The objective of this paper was to exhibit differences between classes of workflows: scientific, office, and ad-hoc ones. Our goal is to contribute to a better understanding of what targets exist for workflow management systems. The main focus of this paper, however, is on scientific workflows. We showed that these do have special properties, such as identifying and tagging data sets, versioning data sets, allowing to rewind workflows. This emphasis is currently being implemented in the WASA prototype; it is not available in any commercial workflow management system yet.

Acknowledgements

This work was partially supported by CNPq Brazil and by the German Ministry of Science and Technology (BMFT), within a bilateral cooperation on Database Technology and Knowledge-Based Systems, and by FAPESP Brazil.

References

[BK95] D.P. Bogia and S.M. Kaplan, Flexibility and Control for Dynamic Workflows in the wOrlds Environment, in Proceedings of the 1995 ACM Conference on Organizational Computing Systems (COOCS'95), N. Comstock and C.A. Ellis (eds.), pp 148-159, Milpitas, California, 1995.

[BN95] R. Blumenthal and G.J. Nutt, Supporting Unstructured Workflow Activities in the Bramble ICN System, in Proceedings of the 1995 ACM Conference on Organizational Computing Systems (COOCS'95), N. Comstock and C.A. Ellis (eds.), pp 130-137, Milpitas, California, 1995.
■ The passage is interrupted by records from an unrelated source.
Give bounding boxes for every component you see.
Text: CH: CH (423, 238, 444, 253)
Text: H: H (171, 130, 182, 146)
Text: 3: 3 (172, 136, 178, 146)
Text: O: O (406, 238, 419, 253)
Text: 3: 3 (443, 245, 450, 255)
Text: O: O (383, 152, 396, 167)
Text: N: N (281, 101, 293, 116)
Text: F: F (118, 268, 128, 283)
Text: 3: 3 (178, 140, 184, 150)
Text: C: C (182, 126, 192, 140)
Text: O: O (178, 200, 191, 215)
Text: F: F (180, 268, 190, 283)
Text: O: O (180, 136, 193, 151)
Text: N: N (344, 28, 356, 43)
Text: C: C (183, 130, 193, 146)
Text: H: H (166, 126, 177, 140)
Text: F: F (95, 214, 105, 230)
[BW95] P. Barthelmess and J. Wainer, Workflow Systems: a few definitions and a few suggestions, in Proceedings of the 1995 ACM Conference on Organizational Computing Systems (COOCS'95), N. Comstock and C.A. Ellis (eds.), pp 138-147, Milpitas, California, 1995.

[MedVW95] C. B. Medeiros, G. Vossen, M. Weske: WASA: A Workflow-Based Architecture to Support Scientific Database Applications (Extended Abstract). Proceedings of the 6th DEXA Conference (eds.: N. Revell, A. M. Tjoa), Springer LNCS 978, pp 574-583, London 1995.

[MeidVW95] J. Meidanis, G. Vossen, M. Weske: Using Workflow Management in DNA Sequencing. Fachbericht Angewandte Mathematik und Informatik 23/95-I, Universität Münster, 1995.

[SMM+94] K.D. Swenson and R.J. Maxwell and T. Matsumoto B. Saghari and K. Irwin, A Business Process Environment Supporting Collaborative Planning, in CSCW'94, ACM, 1994.

[WP96] J. Wainer and P. Barthelmess Workcase-centric Workflow Model Submitted to NSF Workshop on Workflow and Process Automation, 1996.